The US border is a federal jurisdiction, controlled by the State Department, and the importation of marijuana—whether commercially or in small amounts for personal use—is illegal and can get you turned back at the border. Moreover, if, under questioning by the customs and border protection agent, you admit or even give the suspicion that you have ever used pot, even for medical purposes, you can be barred from entering the US forever.
If that sounds extreme, understand that it has happened. Leave your “legalize marijuana” t-shirts at home as wearing them would be quite enough for an agent to turn you away. He or she doesn’t need to justify the action. Border agents have the authority to bar your entry for a multitude of reasons they don’t have to explain to you.
Marijuana use may be legal in Canada as a whole, but it is of no consequence to border protection agents. It is an illegal substance in the eyes of the federal government and no state law can supersede that. Neither can a plea that it is permissible under certain conditions in your country.
One nation’s laws are not necessarily binding on another. And when you enter another country, you must abide by the laws of that country: you are a guest.
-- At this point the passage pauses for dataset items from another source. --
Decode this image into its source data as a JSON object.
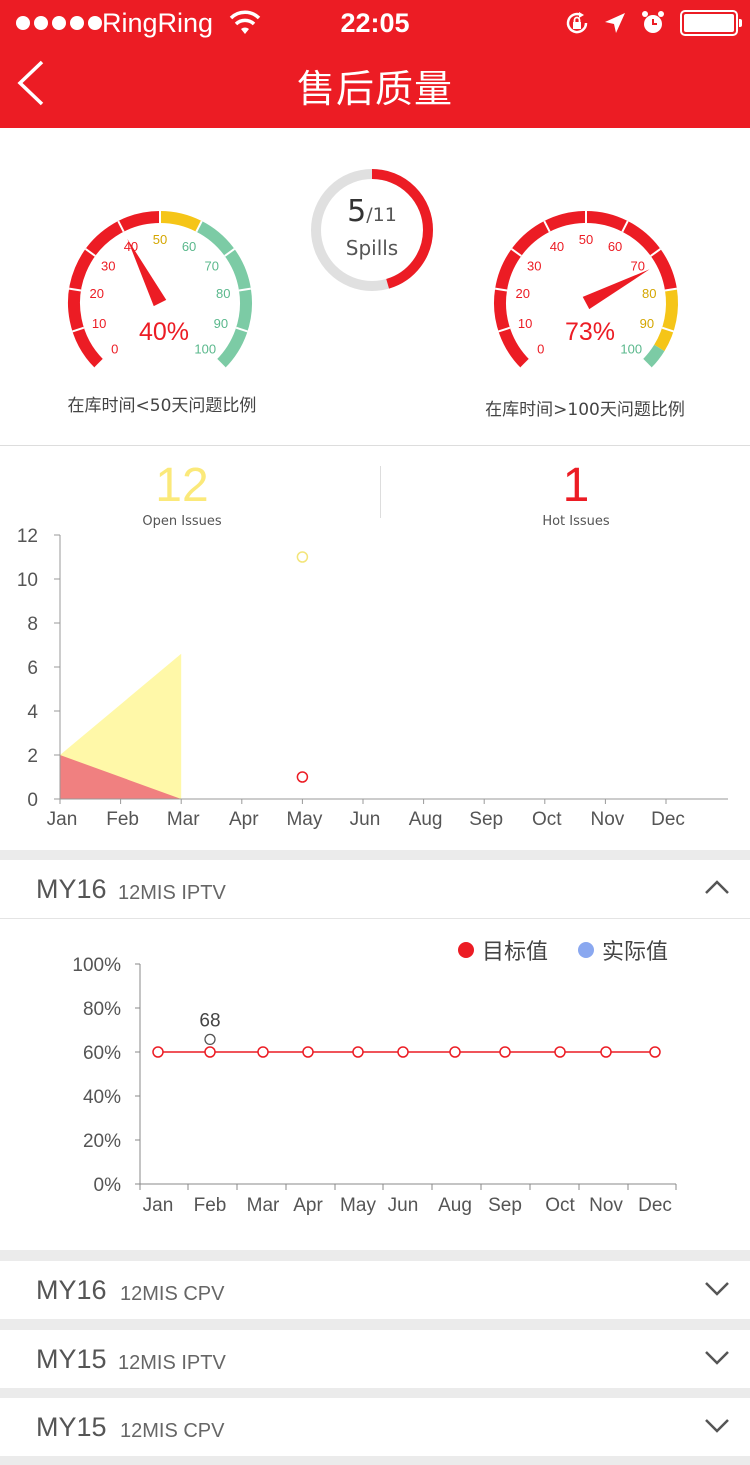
{
  "status_bar": {
    "carrier": "RingRing",
    "time": "22:05"
  },
  "nav": {
    "title": "售后质量"
  },
  "gauge_left": {
    "value_text": "40%",
    "value": 40,
    "caption": "在库时间<50天问题比例",
    "ticks": [
      "0",
      "10",
      "20",
      "30",
      "40",
      "50",
      "60",
      "70",
      "80",
      "90",
      "100"
    ]
  },
  "gauge_right": {
    "value_text": "73%",
    "value": 73,
    "caption": "在库时间>100天问题比例",
    "ticks": [
      "0",
      "10",
      "20",
      "30",
      "40",
      "50",
      "60",
      "70",
      "80",
      "90",
      "100"
    ]
  },
  "spills": {
    "count": "5",
    "total": "/11",
    "label": "Spills",
    "fraction": 0.4545
  },
  "kpis": {
    "open": {
      "value": "12",
      "label": "Open Issues"
    },
    "hot": {
      "value": "1",
      "label": "Hot Issues"
    }
  },
  "colors": {
    "red": "#ec1c24",
    "yellow": "#f5c518",
    "green": "#7ccba5",
    "pale_yellow": "#fff8a8",
    "pink": "#f08080",
    "blue": "#8aa8f0"
  },
  "chart_data": [
    {
      "type": "area",
      "categories": [
        "Jan",
        "Feb",
        "Mar",
        "Apr",
        "May",
        "Jun",
        "Aug",
        "Sep",
        "Oct",
        "Nov",
        "Dec"
      ],
      "ylim": [
        0,
        12
      ],
      "yticks": [
        "0",
        "2",
        "4",
        "6",
        "8",
        "10",
        "12"
      ],
      "series": [
        {
          "values": [
            0,
            3.3,
            6.6,
            null,
            11,
            null,
            null,
            null,
            null,
            null,
            null
          ]
        },
        {
          "values": [
            2,
            1,
            0,
            null,
            1,
            null,
            null,
            null,
            null,
            null,
            null
          ]
        }
      ]
    },
    {
      "type": "line",
      "categories": [
        "Jan",
        "Feb",
        "Mar",
        "Apr",
        "May",
        "Jun",
        "Aug",
        "Sep",
        "Oct",
        "Nov",
        "Dec"
      ],
      "ylim": [
        0,
        100
      ],
      "yticks": [
        "0%",
        "20%",
        "40%",
        "60%",
        "80%",
        "100%"
      ],
      "series": [
        {
          "name": "目标值",
          "values": [
            60,
            60,
            60,
            60,
            60,
            60,
            60,
            60,
            60,
            60,
            60
          ]
        },
        {
          "name": "实际值",
          "values": [
            null,
            68,
            null,
            null,
            null,
            null,
            null,
            null,
            null,
            null,
            null
          ]
        }
      ],
      "annotations": [
        {
          "x": "Feb",
          "text": "68"
        }
      ]
    }
  ],
  "sections": [
    {
      "model": "MY16",
      "sub": "12MIS IPTV",
      "expanded": true
    },
    {
      "model": "MY16",
      "sub": "12MIS CPV",
      "expanded": false
    },
    {
      "model": "MY15",
      "sub": "12MIS IPTV",
      "expanded": false
    },
    {
      "model": "MY15",
      "sub": "12MIS CPV",
      "expanded": false
    }
  ]
}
The US has a massive drug abuse problem, now focused primarily on opioids. To enforce one set of laws on the southern border and another on the northern would be irrational, illogical and just plain politically unenforceable.
And to argue that marijuana is not an opioid, or is harmless, or is beneficial for some medical reasons and should not be linked with other more dangerous drugs, is an argument that has been going on for many generations.
So don’t make plans for packing away just a small amount in one of your shoes in case you can’t make a connection in Washington or California or Florida. The consequences can be severe beyond your belief.